The latest hot prospect The Girl on the Train has just been picked up by Dreamworks. They smartly saw that it was being devoured in a Gone Girl like fashion. There are three strong female parts in it, all of the first person unreliable narrators. It’s Hitchcockian, suspenseful, wicked smart through and through.  Will it be made into a major motion picture? I hope so.

Such was not the fate of another similarly popular novel, Big Little Lies, which has been given to David E. Kelly to be shopped to cable outlets. Why not movies? Starring Nicole Kidman and Reese Witherspoon (both very good choices).  The Australian set novel would be a fantastic opportunity to unite Kidman and Naomi Watts, should they be able to pull that off. Hell, throw in Cate Blanchett and you have one of the most powerful box office draws I can think of. If you’ve read the book you’ll be able to see why. For some reason, though, it did not get that kind of movie deal.

I’d like to dream cast Girl on the Train but before that, I’d like to also mention a couple of novels that could be optioned. I am not sure they have been yet. Lisa See has been writing thoughtful, suspenseful and very emotionally powerful books for many years now. Only one has been made into a movie and that was Snow Flower and the Secret Fan. Perhaps because it was more than slightly botched by its director that makes her books a tough sell. In the right hands, though? Cultural phenomenons.  One of the problems is finding a popular enough Asian star.  Chinese is the preferred ethnicity and how many popular young Chinese female stars are there roaming around Hollywood? Why does it have to be a name, though? I know women would go see it if it was good, regardless of who is starring in it. Why do we have to be stuck back in that bygone era? Why not take a chance on an unknown?

Lisa See‘s Peony in Love, Shanghai Girls and her latest, China Dolls are all ripe material to be mined and turned into films women will want to see. Make movies for us and we will turn out. Not just the tweens among us but we fully grown women. Just look at the success of Gone Girl. We can’t let this moment pass us by. We can’t pretend it didn’t happen.  Every stupid reason people give for why movies about women don’t make money was shattered this year.

China Dolls has been bought by an all-female production company to be directed by a woman.  That’s the latest update. So watch for that film when it is made.

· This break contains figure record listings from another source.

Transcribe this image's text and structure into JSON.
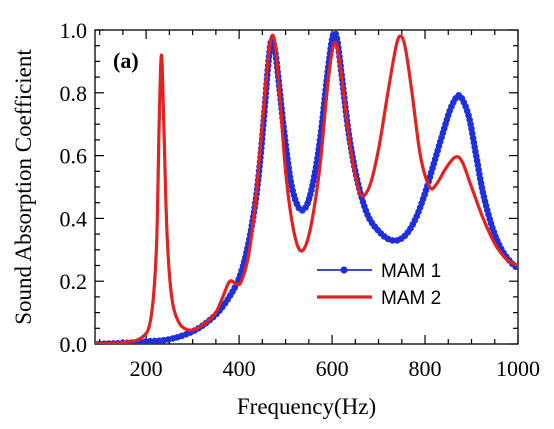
{
  "chart_data": {
    "type": "line",
    "panel_label": "(a)",
    "xlabel": "Frequency(Hz)",
    "ylabel": "Sound Absorption Coefficient",
    "xlim": [
      90,
      1000
    ],
    "ylim": [
      0,
      1.0
    ],
    "xticks": [
      200,
      400,
      600,
      800,
      1000
    ],
    "yticks": [
      0.0,
      0.2,
      0.4,
      0.6,
      0.8,
      1.0
    ],
    "ytick_labels": [
      "0.0",
      "0.2",
      "0.4",
      "0.6",
      "0.8",
      "1.0"
    ],
    "legend_position": "right-center",
    "series": [
      {
        "name": "MAM 1",
        "color": "#1f2fdc",
        "marker": "circle",
        "points": [
          [
            90,
            0.0
          ],
          [
            150,
            0.003
          ],
          [
            200,
            0.008
          ],
          [
            250,
            0.015
          ],
          [
            300,
            0.04
          ],
          [
            340,
            0.08
          ],
          [
            370,
            0.13
          ],
          [
            400,
            0.21
          ],
          [
            420,
            0.32
          ],
          [
            435,
            0.45
          ],
          [
            445,
            0.58
          ],
          [
            455,
            0.75
          ],
          [
            462,
            0.88
          ],
          [
            468,
            0.96
          ],
          [
            472,
            0.965
          ],
          [
            478,
            0.93
          ],
          [
            485,
            0.84
          ],
          [
            495,
            0.7
          ],
          [
            505,
            0.58
          ],
          [
            515,
            0.49
          ],
          [
            530,
            0.43
          ],
          [
            545,
            0.44
          ],
          [
            560,
            0.52
          ],
          [
            575,
            0.66
          ],
          [
            590,
            0.86
          ],
          [
            600,
            0.97
          ],
          [
            606,
            0.99
          ],
          [
            612,
            0.96
          ],
          [
            622,
            0.84
          ],
          [
            635,
            0.68
          ],
          [
            650,
            0.55
          ],
          [
            665,
            0.46
          ],
          [
            680,
            0.4
          ],
          [
            700,
            0.36
          ],
          [
            720,
            0.335
          ],
          [
            740,
            0.33
          ],
          [
            760,
            0.35
          ],
          [
            780,
            0.4
          ],
          [
            800,
            0.48
          ],
          [
            820,
            0.58
          ],
          [
            840,
            0.68
          ],
          [
            855,
            0.75
          ],
          [
            870,
            0.79
          ],
          [
            880,
            0.78
          ],
          [
            895,
            0.72
          ],
          [
            910,
            0.6
          ],
          [
            925,
            0.48
          ],
          [
            945,
            0.37
          ],
          [
            965,
            0.3
          ],
          [
            985,
            0.26
          ],
          [
            1000,
            0.24
          ]
        ]
      },
      {
        "name": "MAM 2",
        "color": "#e3221f",
        "marker": "none",
        "points": [
          [
            90,
            0.0
          ],
          [
            150,
            0.005
          ],
          [
            190,
            0.02
          ],
          [
            210,
            0.08
          ],
          [
            222,
            0.3
          ],
          [
            228,
            0.7
          ],
          [
            233,
            0.92
          ],
          [
            238,
            0.7
          ],
          [
            245,
            0.35
          ],
          [
            255,
            0.15
          ],
          [
            270,
            0.07
          ],
          [
            290,
            0.045
          ],
          [
            310,
            0.05
          ],
          [
            330,
            0.07
          ],
          [
            350,
            0.1
          ],
          [
            365,
            0.15
          ],
          [
            380,
            0.2
          ],
          [
            395,
            0.19
          ],
          [
            405,
            0.2
          ],
          [
            420,
            0.28
          ],
          [
            435,
            0.45
          ],
          [
            450,
            0.7
          ],
          [
            462,
            0.9
          ],
          [
            470,
            0.98
          ],
          [
            478,
            0.95
          ],
          [
            488,
            0.78
          ],
          [
            500,
            0.55
          ],
          [
            515,
            0.38
          ],
          [
            530,
            0.3
          ],
          [
            545,
            0.32
          ],
          [
            560,
            0.42
          ],
          [
            575,
            0.58
          ],
          [
            590,
            0.82
          ],
          [
            600,
            0.93
          ],
          [
            607,
            0.96
          ],
          [
            614,
            0.92
          ],
          [
            625,
            0.8
          ],
          [
            640,
            0.62
          ],
          [
            660,
            0.48
          ],
          [
            680,
            0.5
          ],
          [
            700,
            0.62
          ],
          [
            720,
            0.8
          ],
          [
            738,
            0.95
          ],
          [
            748,
            0.98
          ],
          [
            758,
            0.94
          ],
          [
            772,
            0.8
          ],
          [
            790,
            0.6
          ],
          [
            810,
            0.5
          ],
          [
            825,
            0.51
          ],
          [
            845,
            0.56
          ],
          [
            865,
            0.595
          ],
          [
            880,
            0.58
          ],
          [
            900,
            0.5
          ],
          [
            925,
            0.4
          ],
          [
            950,
            0.32
          ],
          [
            975,
            0.27
          ],
          [
            1000,
            0.25
          ]
        ]
      }
    ]
  }
}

Another great book is called Brown Girl Dreaming.  A National Book Award winning novel written in verse about growing up in South Carolina in the 1960s and 1970s when segregation still ruled the day. What a fantastic film that would make. So far I haven’t heard any sort of movie deal in the works but here’s hoping.

Now, I’d like to dreamcast Girl on The Train (if you haven’t read it, OMIGOD).

I feel very strongly that Kate Winslet was born to play Rachel, the alcoholic discarded wife. If it were me, I’d case Gugu Mbatha-Raw as Megan, the wife who goes missing. And finally, because you need a perfect blonde for the part, Anna would have to be played by Rosamund Pike.

One thing I really like about British TV is that they don’t make a big deal about their diverse casting choices. They simply cast people of color in parts regardless if they’re meant to be “white” or not.  That is what I would do if it were up to me with Girl on the Train. But if they need it to be an all white cast, I would dream cast Emily Blunt as Megan.

Here’s hoping for a broader view of 50% of the world’s population. Here’s hoping Hollywood won’t continue to erase women from the picture, and here’s hoping the writers and the critics and the bloggers will nail them to the wall every year, like this one, when all of the films in the Oscar race revolved around a male character, as though women don’t matter. It greatly limits storytelling overall, makes them look like they are caught in a time warp, way back in the 1950s. Mostly, they’re missing out on potential money to be made by women who would pay to see their beloved books turned into films.